You must be an Admin to create a listing.

You can create an entitlement from the Access page:

1. Select Add listing.
2. Under Display name, enter the name of the listing. For example, this could be the application name.
3. Under Description, enter a description of the listing. Help users find the correct listing by describing what it should be used for, for example, what kind of application it is.
4. Optionally, under Visibility, change the selected visibility.
5. In the Roles section, select Add role.
6. For each role, enter a Display name and Description for the role. For example, this could be the specific role in an application, e.g., “Editor”, and what this role should be used for, e.g., “To create new folders”.
7. For each role, select Add resource, and select one or more resources that are mapped to that role.
8. Select Save.
9. Repeat steps 5-8 to add additional roles as needed.
10. Select Create listing.

A listing will not be requestable by end users unless its visibility is public and it has at least one role.

Edit a listing

You can edit a listing’s name and description; visibility; roles, role mappings, and role names and descriptions; and owners.

To edit role assignments for a listing, see Grant access.

Edit listing name or description

You must be an Admin or listing owner to edit a listing's name or description.

To edit a listing’s name, from the listing detail page:

1. Select Manage listing.
2. Under Display name, edit the name.
3. Select Save.

To edit a listing’s description, from the listing detail page:

1. Select Manage listing.
2. Under Description, edit the description.
3. Select Save.

Edit a listing’s visibility

You must be an Admin or listing owner to edit a listing's visibility.

To edit a listing’s visibility, from the listing detail page:

1. Select Manage listing.
2. Under Visibility, select the new visibility. Select Public to publish the listing in the app catalog, and Unlisted to unpublish it from the app catalog.

The visibility change is saved and automatically applied.

Edit listing role mappings

You must be an Admin to edit a listing's role mappings.

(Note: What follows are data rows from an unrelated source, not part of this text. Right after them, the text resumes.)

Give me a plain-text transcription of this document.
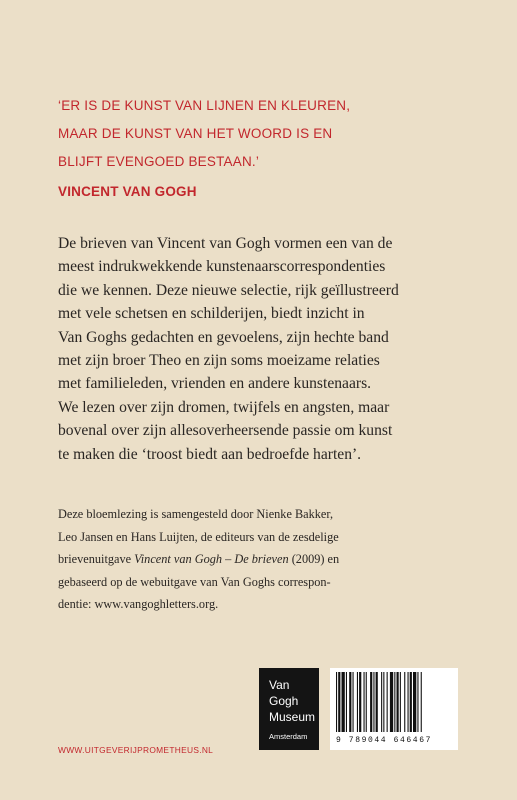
‘ER IS DE KUNST VAN LIJNEN EN KLEUREN,
MAAR DE KUNST VAN HET WOORD IS EN
BLIJFT EVENGOED BESTAAN.’
VINCENT VAN GOGH
De brieven van Vincent van Gogh vormen een van de
meest indrukwekkende kunstenaarscorrespondenties
die we kennen. Deze nieuwe selectie, rijk geïllustreerd
met vele schetsen en schilderijen, biedt inzicht in
Van Goghs gedachten en gevoelens, zijn hechte band
met zijn broer Theo en zijn soms moeizame relaties
met familieleden, vrienden en andere kunstenaars.
We lezen over zijn dromen, twijfels en angsten, maar
bovenal over zijn allesoverheersende passie om kunst
te maken die ‘troost biedt aan bedroefde harten’.
Deze bloemlezing is samengesteld door Nienke Bakker,
Leo Jansen en Hans Luijten, de editeurs van de zesdelige
brievenuitgave Vincent van Gogh – De brieven (2009) en
gebaseerd op de webuitgave van Van Goghs correspon-
dentie: www.vangoghletters.org.
Van
Gogh
Museum
Amsterdam	9 789044 646467
WWW.UITGEVERIJPROMETHEUS.NL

Change resources mapped to a role

To change the resources mapped to existing roles, from the listing detail page:

1. Select Manage listing.
2. In the Roles section, find the role row, and select Edit.
3. Under Resources, select Edit resources.
4. Select or unselect the desired resources, then click out of the resources list.
5. Select Save.

Add a new role to a listing

To add a new role to a listing, from the listing detail page:

1. Select Manage listing.
2. In the Roles section, select Add role.
3. Enter a Display name and Description for the role. For example, this could be the specific role in an application, e.g., “Editor”, and what this role should be used for, e.g., “To create new folders”.
4. Select Add resource, and select one or more resources that are mapped to that role.
5. Select Save.

The new role is added.

Remove a role from a listing

To remove an existing role from listing, from the listing detail page:

1. Select Manage listing.
2. In the Roles section, find the role row, and select Remove.
3. Select Delete role.

The role is deleted.

Edit listing role name or description

You must be an Admin or listing owner to edit a listing's roles' names or descriptions.

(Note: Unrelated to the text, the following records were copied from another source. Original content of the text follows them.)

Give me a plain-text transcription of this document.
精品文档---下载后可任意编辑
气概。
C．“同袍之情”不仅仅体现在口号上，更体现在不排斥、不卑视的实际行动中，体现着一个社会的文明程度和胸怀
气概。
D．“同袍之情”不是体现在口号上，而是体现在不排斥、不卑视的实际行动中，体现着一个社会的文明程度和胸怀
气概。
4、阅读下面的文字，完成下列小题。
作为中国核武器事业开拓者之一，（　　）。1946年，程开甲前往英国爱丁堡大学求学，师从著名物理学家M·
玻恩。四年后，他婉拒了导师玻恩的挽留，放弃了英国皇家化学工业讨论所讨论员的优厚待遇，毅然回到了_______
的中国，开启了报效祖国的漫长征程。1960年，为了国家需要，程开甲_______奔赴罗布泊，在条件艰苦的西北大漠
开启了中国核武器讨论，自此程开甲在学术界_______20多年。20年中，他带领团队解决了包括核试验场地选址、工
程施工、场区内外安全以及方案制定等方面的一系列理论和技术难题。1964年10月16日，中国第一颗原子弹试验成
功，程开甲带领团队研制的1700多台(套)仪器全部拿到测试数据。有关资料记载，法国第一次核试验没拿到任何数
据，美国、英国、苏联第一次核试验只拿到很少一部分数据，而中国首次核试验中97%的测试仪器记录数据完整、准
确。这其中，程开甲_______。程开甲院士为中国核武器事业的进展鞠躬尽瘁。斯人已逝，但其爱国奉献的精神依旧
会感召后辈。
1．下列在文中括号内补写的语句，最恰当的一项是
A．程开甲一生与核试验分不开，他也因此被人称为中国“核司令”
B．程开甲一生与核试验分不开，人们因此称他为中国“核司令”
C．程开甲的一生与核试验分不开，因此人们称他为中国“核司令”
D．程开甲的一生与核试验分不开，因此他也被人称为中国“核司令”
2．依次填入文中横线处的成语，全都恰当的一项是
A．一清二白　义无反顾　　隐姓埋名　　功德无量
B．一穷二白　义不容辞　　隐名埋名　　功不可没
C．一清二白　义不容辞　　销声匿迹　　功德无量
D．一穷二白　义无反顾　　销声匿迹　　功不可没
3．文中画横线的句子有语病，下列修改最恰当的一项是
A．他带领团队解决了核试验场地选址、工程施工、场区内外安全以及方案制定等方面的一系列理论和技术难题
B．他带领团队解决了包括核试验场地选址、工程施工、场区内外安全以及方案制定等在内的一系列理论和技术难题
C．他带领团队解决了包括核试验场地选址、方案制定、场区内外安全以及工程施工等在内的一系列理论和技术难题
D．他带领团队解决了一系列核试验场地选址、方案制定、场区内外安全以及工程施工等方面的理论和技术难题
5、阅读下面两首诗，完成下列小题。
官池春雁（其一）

To edit a role’s name or description, from the listing detail page:

1. Select Manage listing.
2. In the Roles section, find the role row, and select Edit.
3. Under Display name, edit the name.
4. Under Description, edit the description.
5. Select Save.

Edit listing owners

You must be an Admin or listing owner to edit a listing's owners.

To edit a listing’s owners, from the listing detail page:

1. In the Owners section, select Edit.
2. To add an owner, search for and select the users or groups you wish to add as owners. To remove an owner, find the line for the owner you wish to remove, and select Remove.
3. Select Save.

Delete a listing

You must be an Admin or listing owner to delete a listing.

To delete a listing, from the listing detail page:

1. Select Manage listing.
2. At the very bottom, select Delete listing….
3. Select Delete listing.

The listing is deleted.

Deleting a listing will not change who has access to the associated resources; it will just remove the listing as a unit of organization in Oblique. To only remove the listing from the access catalog, consider unpublishing the listing instead.